Figure 4

Effect of proteasomal inhibition on the hIP expressed in HEK.hIP cells. A, HEK.hIP cells were incubated with MG132 (10 μM) for 0-12 hr. Whole cell protein (50 μg) was resolved by SDS-PAGE, electroblotted onto PVDF membrane and screened with the anti-HA (3F10) antibody (upper panel). Inset, the region highlighted by the dashed-line box in A is shown following short-term chemiluminescence exposure where the arrows to the right of the Inset indicate the presence of the four predominant bands that accumulate in HEK.hIP cells following proteasomal inhibition with MG132. These bands correspond to the core glycosylated, non-farnesylated (44 kDa); core glycosylated, farnesylated (42 kDa); non-glycosylated, non-farnesylated (40 kDa); and non-glycosylated, farnesylated (38 kDa) species of the hIP, respectively. Alternatively, HEK.hIP cells were incubated with (B) MG132 (10 μM) or epoxomicin (0.1 μM) for 12 hr or (C) PD150606 (20 μM) for 0, 6 or 12 hr.
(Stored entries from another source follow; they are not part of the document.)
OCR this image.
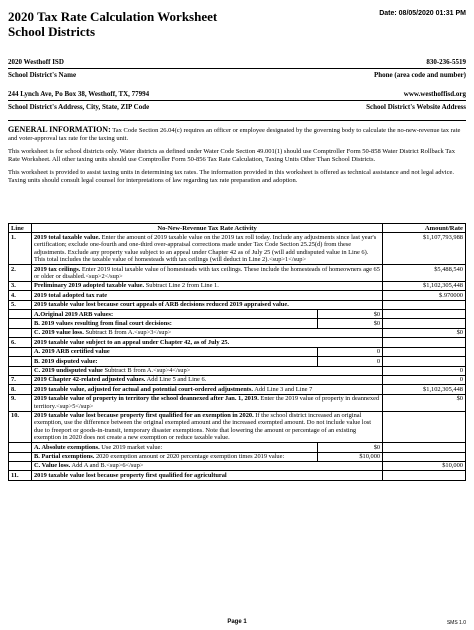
2020 Tax Rate Calculation Worksheet
School Districts
Date: 08/05/2020 01:31 PM
2020 Westhoff ISD	830-236-5519
School District's Name	Phone (area code and number)
244 Lynch Ave, Po Box 38, Westhoff, TX, 77994	www.westhoffisd.org
School District's Address, City, State, ZIP Code	School District's Website Address
GENERAL INFORMATION: Tax Code Section 26.04(c) requires an officer or employee designated by the governing body to calculate the no-new-revenue tax rate and voter-approval tax rate for the taxing unit.
This worksheet is for school districts only. Water districts as defined under Water Code Section 49.001(1) should use Comptroller Form 50-858 Water District Rollback Tax Rate Worksheet. All other taxing units should use Comptroller Form 50-856 Tax Rate Calculation, Taxing Units Other Than School Districts.
This worksheet is provided to assist taxing units in determining tax rates. The information provided in this worksheet is offered as technical assistance and not legal advice. Taxing units should consult legal counsel for interpretations of law regarding tax rate preparation and adoption.
Line	No-New-Revenue Tax Rate Activity		Amount/Rate
1.	2019 total taxable value. Enter the amount of 2019 taxable value on the 2019 tax roll today. Include any adjustments since last year's certification; exclude one-fourth and one-third over-appraisal corrections made under Tax Code Section 25.25(d) from these adjustments. Exclude any property value subject to an appeal under Chapter 42 as of July 25 (will add undisputed value in Line 6). This total includes the taxable value of homesteads with tax ceilings (will deduct in Line 2).<sup>1</sup>		$1,107,793,988
2.	2019 tax ceilings. Enter 2019 total taxable value of homesteads with tax ceilings. These include the homesteads of homeowners age 65 or older or disabled.<sup>2</sup>		$5,488,540
3.	Preliminary 2019 adopted taxable value. Subtract Line 2 from Line 1.		$1,102,305,448
4.	2019 total adopted tax rate		$.970000
5.	2019 taxable value lost because court appeals of ARB decisions reduced 2019 appraised value.		
	A.Original 2019 ARB values:	$0	
	B. 2019 values resulting from final court decisions:	$0	
	C. 2019 value loss. Subtract B from A.<sup>3</sup>		$0
6.	2019 taxable value subject to an appeal under Chapter 42, as of July 25.		
	A. 2019 ARB certified value	0	
	B. 2019 disputed value:	0	
	C. 2019 undisputed value Subtract B from A.<sup>4</sup>		0
7.	2019 Chapter 42-related adjusted values. Add Line 5 and Line 6.		0
8.	2019 taxable value, adjusted for actual and potential court-ordered adjustments. Add Line 3 and Line 7		$1,102,305,448
9.	2019 taxable value of property in territory the school deannexed after Jan. 1, 2019. Enter the 2019 value of property in deannexed territory.<sup>5</sup>		$0
10.	2019 taxable value lost because property first qualified for an exemption in 2020. If the school district increased an original exemption, use the difference between the original exempted amount and the increased exempted amount. Do not include value lost due to freeport or goods-in-transit, temporary disaster exemptions. Note that lowering the amount or percentage of an existing exemption in 2020 does not create a new exemption or reduce taxable value.		
	A. Absolute exemptions. Use 2019 market value:	$0	
	B. Partial exemptions. 2020 exemption amount or 2020 percentage exemption times 2019 value:	$10,000	
	C. Value loss. Add A and B.<sup>6</sup>		$10,000
11.	2019 taxable value lost because property first qualified for agricultural		
Page 1	SMS 1.0
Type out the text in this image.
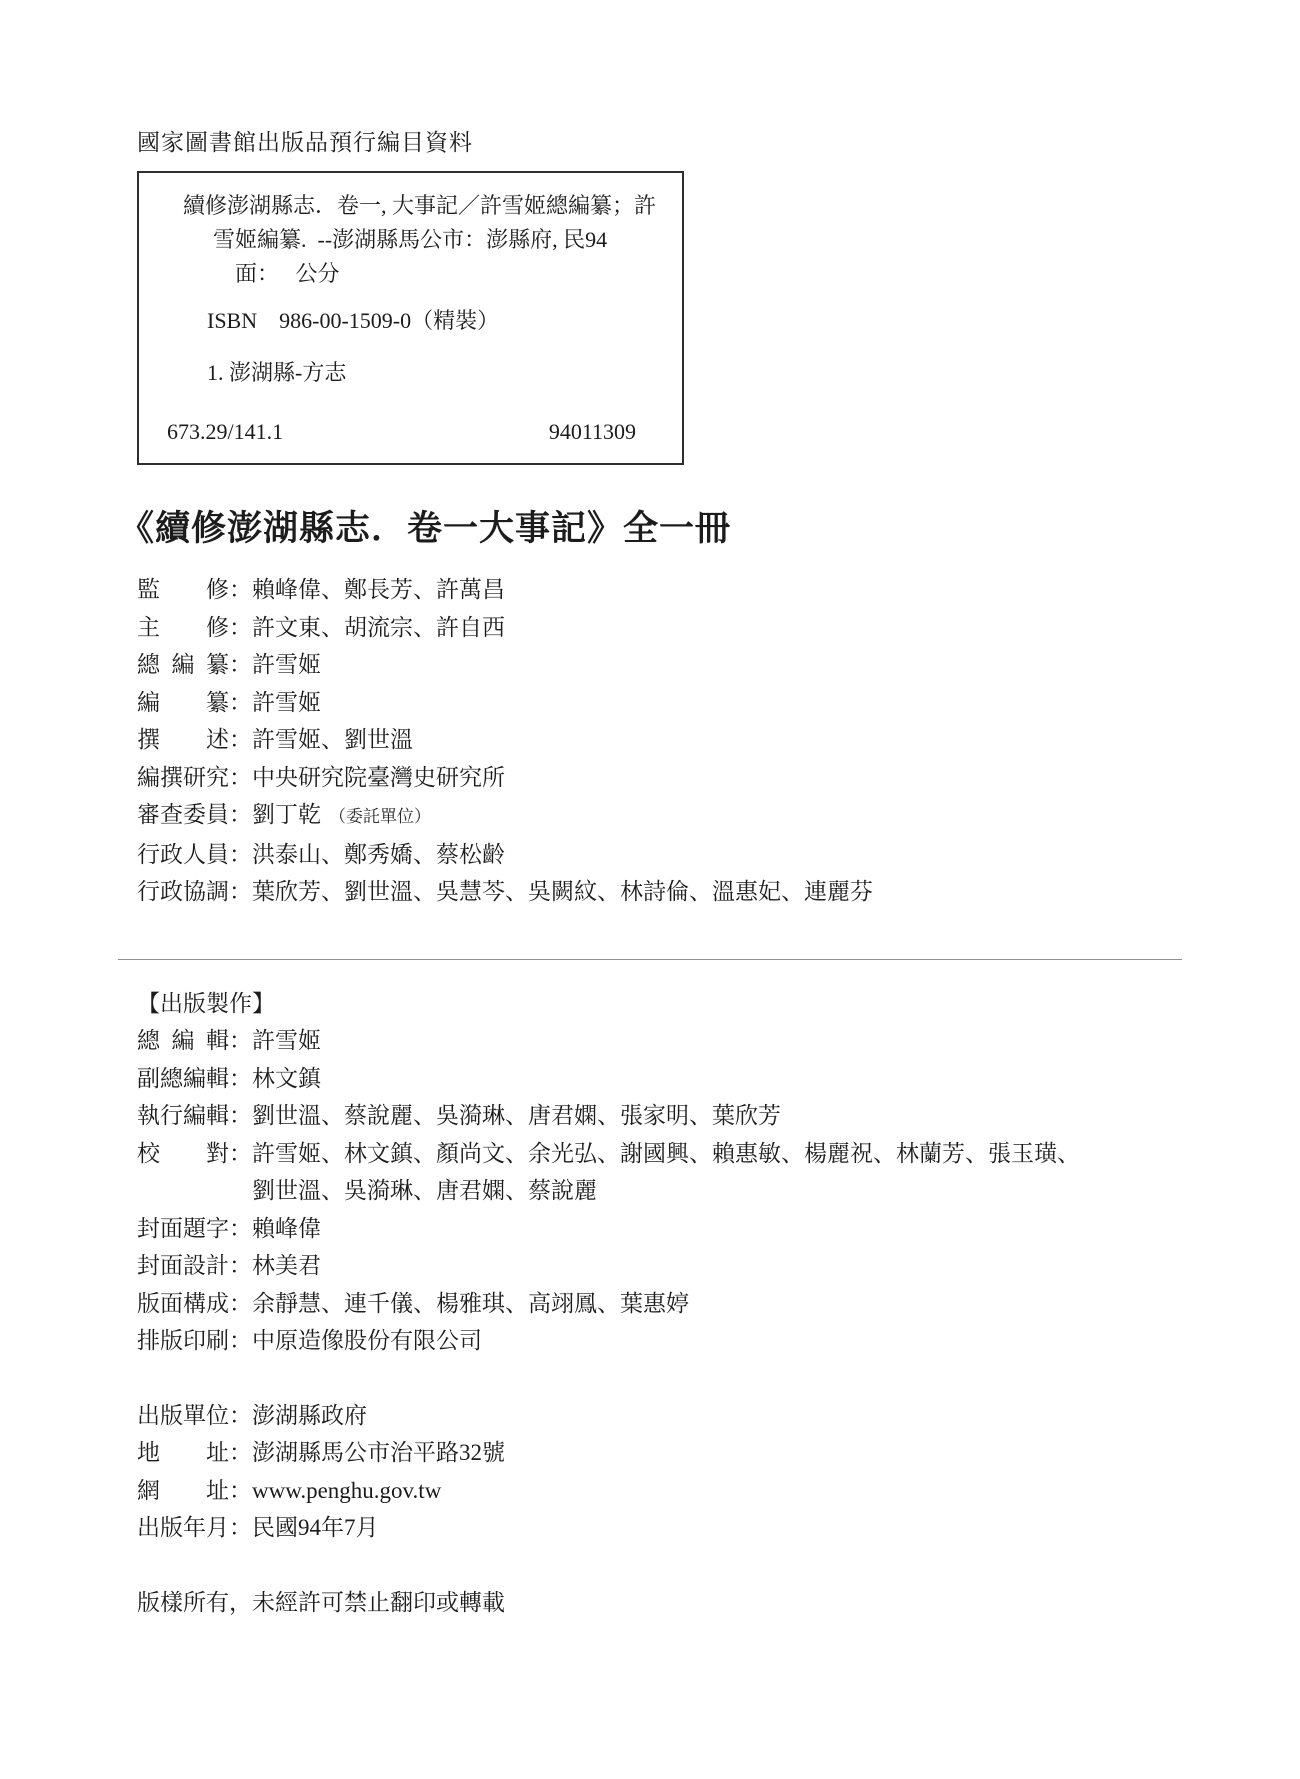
國家圖書館出版品預行編目資料
續修澎湖縣志．卷一, 大事記／許雪姬總編纂；許
雪姬編纂.  --澎湖縣馬公市：澎縣府, 民94
面：　 公分
ISBN　986-00-1509-0（精裝）
1. 澎湖縣-方志
673.29/141.1	94011309
《續修澎湖縣志．卷一大事記》全一冊
監修：賴峰偉、鄭長芳、許萬昌
主修：許文東、胡流宗、許自西
總編纂：許雪姬
編纂：許雪姬
撰述：許雪姬、劉世溫
編撰研究：中央研究院臺灣史研究所
審查委員：劉丁乾 （委託單位）
行政人員：洪泰山、鄭秀嬌、蔡松齡
行政協調：葉欣芳、劉世溫、吳慧芩、吳闕紋、林詩倫、溫惠妃、連麗芬
【出版製作】
總編輯：許雪姬
副總編輯：林文鎮
執行編輯：劉世溫、蔡說麗、吳漪琳、唐君嫻、張家明、葉欣芳
校對：許雪姬、林文鎮、顏尚文、余光弘、謝國興、賴惠敏、楊麗祝、林蘭芳、張玉璜、
劉世溫、吳漪琳、唐君嫻、蔡說麗
封面題字：賴峰偉
封面設計：林美君
版面構成：余靜慧、連千儀、楊雅琪、高翊鳳、葉惠婷
排版印刷：中原造像股份有限公司
出版單位：澎湖縣政府
地址：澎湖縣馬公市治平路32號
網址：www.penghu.gov.tw
出版年月：民國94年7月
版樣所有，未經許可禁止翻印或轉載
B &C, whole cell protein (50 μg) was resolved by SDS-PAGE, electroblotted onto PVDF membrane and screened with the anti-HA (3F10) antibody (upper panels). In all cases, membranes were stripped and reprobed with the anti-HDJ-2 antibody (A - C, lower panels). The positions of the molecular size markers (kDa) are indicated to the left of A - C. Data are representative of three to five independent experiments. The bar chart to the right of A shows the mean percentage increase or decrease in levels of the mature (46-66 kDa) species of the hIP ± S.E.M. (n = 5) where the level of the mature hIP in untreated (0 hr) cells is assigned a value of 100%.